オラクルの2026会計年度における従業員数は2万1000人減少し、13%減となった。クラウドコンピューティング大手は初めて、AI導入が人員削減につながったことを認めた。
オラクルの2026会計年度における従業員数は2万1000人減少し、13%減となった。クラウドコンピューティング大手は初めて、AI導入が人員削減につながったことを認めた。

オラクルの総従業員数は、2026会計年度に2万1000人(13%)減少した。同社が月曜日に提出した年次報告書によると、クラウドコンピューティング大手は初めて、人工知能の導入が人員削減につながったことを正式に認めた。
提出書類によると、5月31日時点の正社員数は14万1000人で、前年の約16万2000人から減少した。オラクルはリストラ関連の退職金支払いその他退社費用として18億4000万ドルを計上。前会計年度の3億7400万ドルから増加した。
「当社の事業運営におけるAI技術の導入と展開は、従業員数の減少をもたらしており、今後も減少をもたらし続ける可能性がある」とオラクルは提出書類で述べた。これは、自動化が労働者を代替しているとする主要テクノロジー企業による最も明確な認識の一つである。
今回の人員削減は、オラクルがアマゾン・ウェブ・サービスやマイクロソフト・アジュールに対抗するため、クラウドとAIインフラの積極的な拡大を進める中で行われた。同社はここ数カ月、オープンAIやメタと大規模なデータセンター契約を結んだが、多額のキャッシュフローでこうした支出を賄うライバル企業とは異なり、オラクルは負債と株式市場に頼っている。今年度の純設備投資額は約700億ドルを見込み、既に発表済みの200億ドルの株式発行を含め、400億ドルを負債と株式で調達する計画だ。
リストラと財務圧力
この人員削減により、オラクルが2022年に280億ドルで買収したサーナーによる従業員増加のほとんどが相殺された。
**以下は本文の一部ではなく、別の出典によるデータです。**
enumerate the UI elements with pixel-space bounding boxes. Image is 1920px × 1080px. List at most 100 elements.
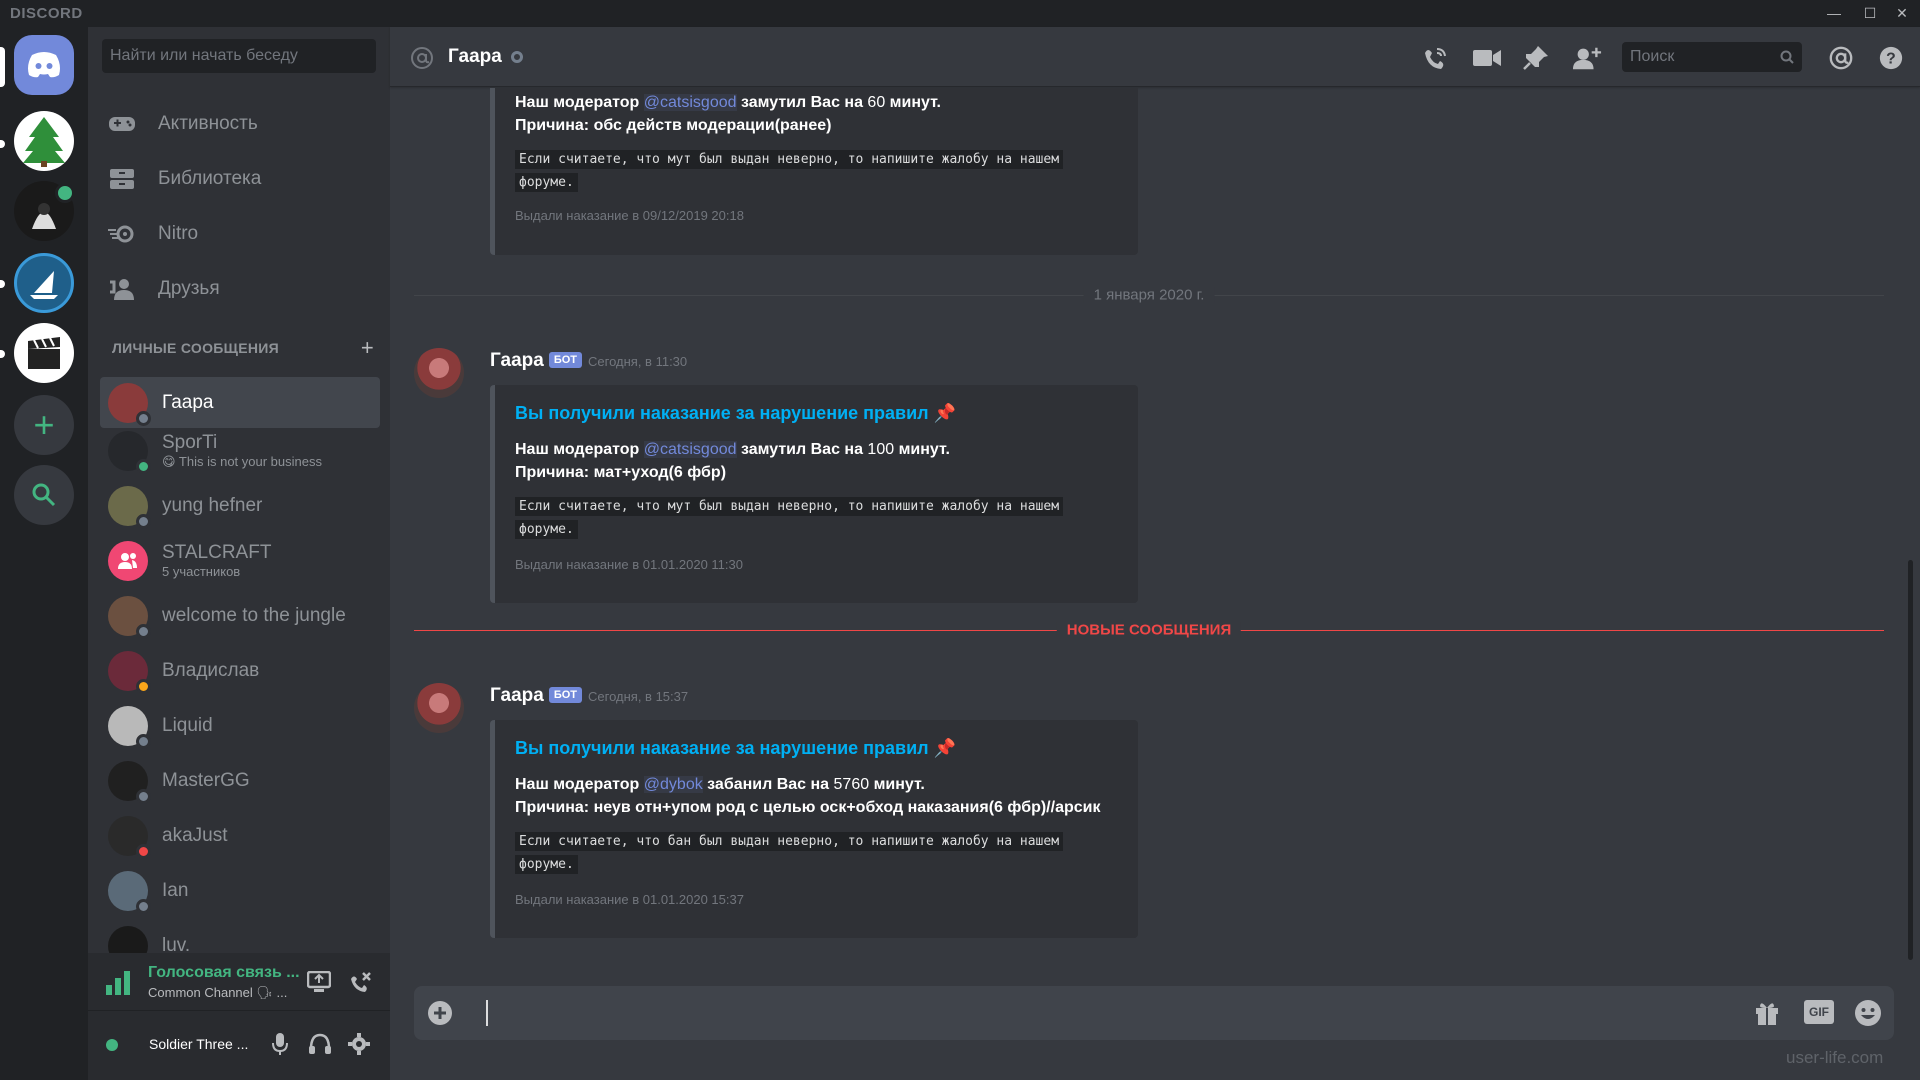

サーナーの買収では、電子健康記録企業の本拠地であるカンザスシティを中心に数千人の従業員が加わっていた。オラクルは現在、米国に約4万9000人、海外に9万2000人の従業員を抱える。
18億4000万ドルのリストラ費用は、同社がAIデータセンターの建設を急ぐ中で短期的な財務負担をさらに大きくした。オラクルの株価は今年に入って約10%下落しており、クラウド構築の資本集約度や、大手ライバル企業との支出格差の拡大に対する投資家の懸念を反映している。
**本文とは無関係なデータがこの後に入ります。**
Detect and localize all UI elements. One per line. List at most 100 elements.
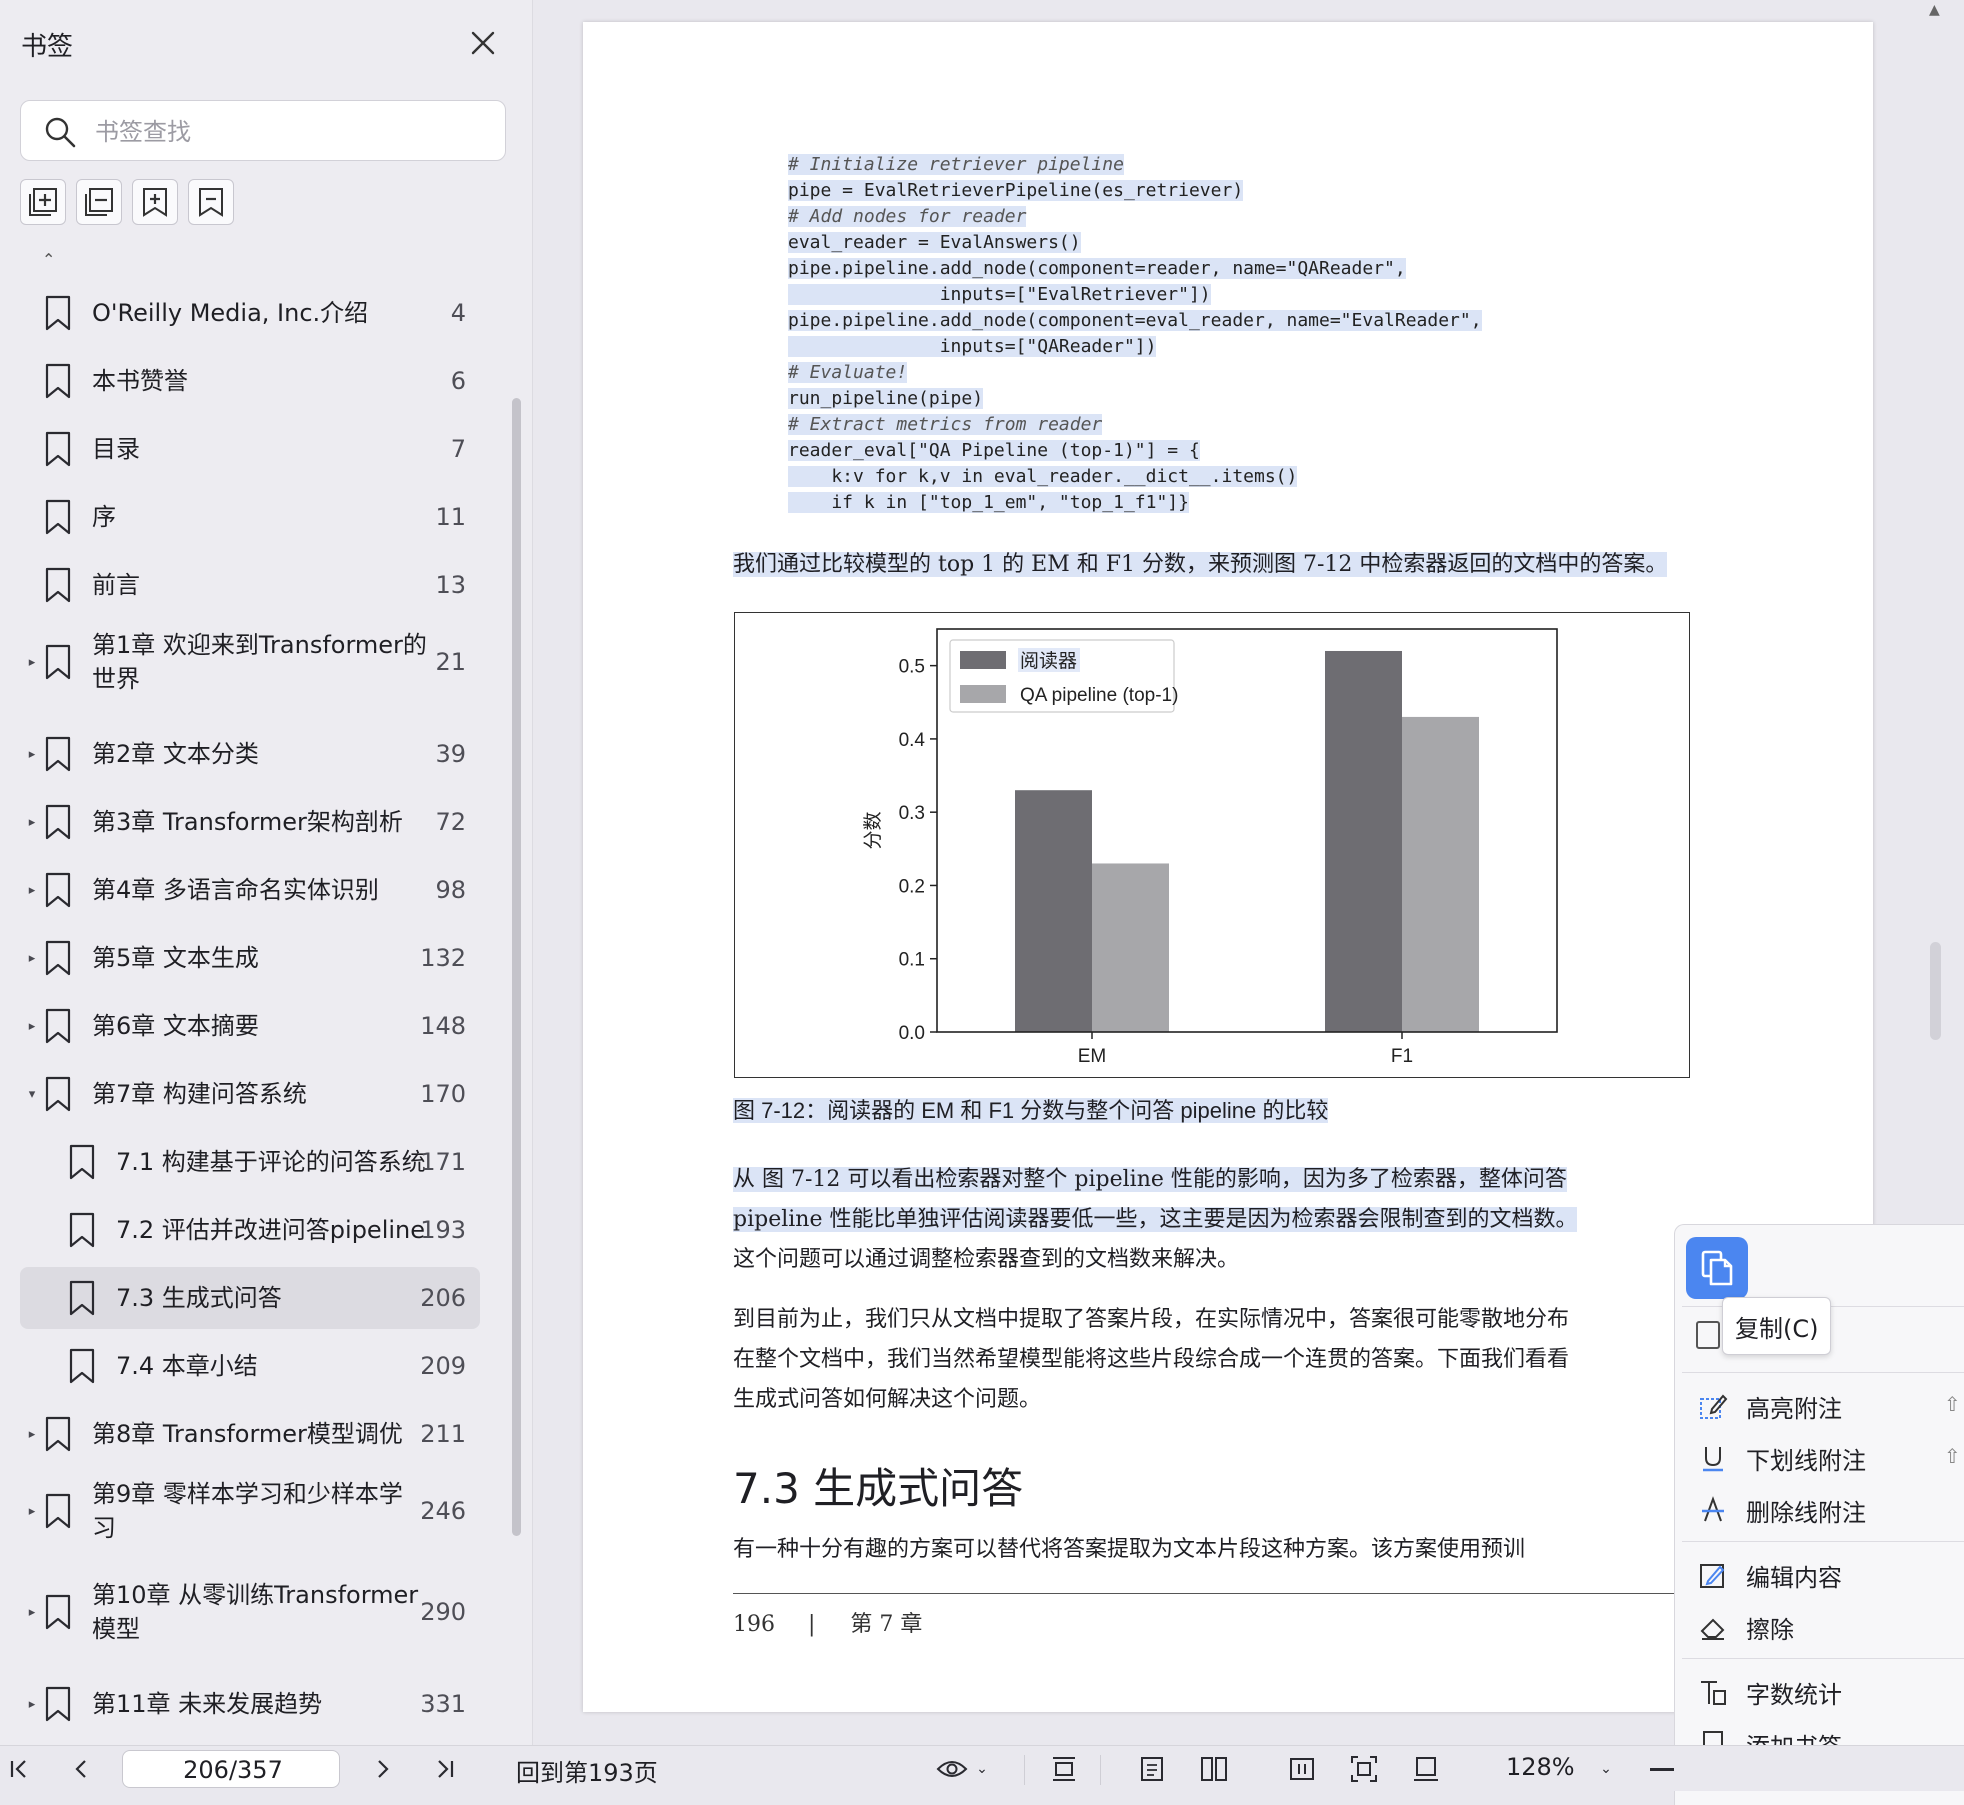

より広範なテクノロジーセクターも同様の圧力に直面している。Layoffs.fyiによると、今年に入り196社のテクノロジー企業が11万9800人以上の従業員を削減しており、AI関連のリストラが業界全体で増加要因として挙げられている。
投資家への影響
オラクルにとって、AI主導の効率化が期待通りに実現すれば、コスト削減は長期的に利益率とフリーキャッシュフローの改善につながる可能性がある。しかし、AIが役割を代替していると明確に認めたことで、規制上および風評上のリスクが生じ、他のテクノロジー企業も今後の提出書類で対応する必要が出てくる可能性がある。オラクルの株価はハイパースケーラーの同業他社に対してディスカウントで取引されており、株主の希薄化やバランスシートの悪化を招かずにAIインフラ競争に資金を賄えるかどうかについて、市場の懐疑的な見方を反映している。
本記事は情報提供のみを目的としており、投資助言を構成するものではありません。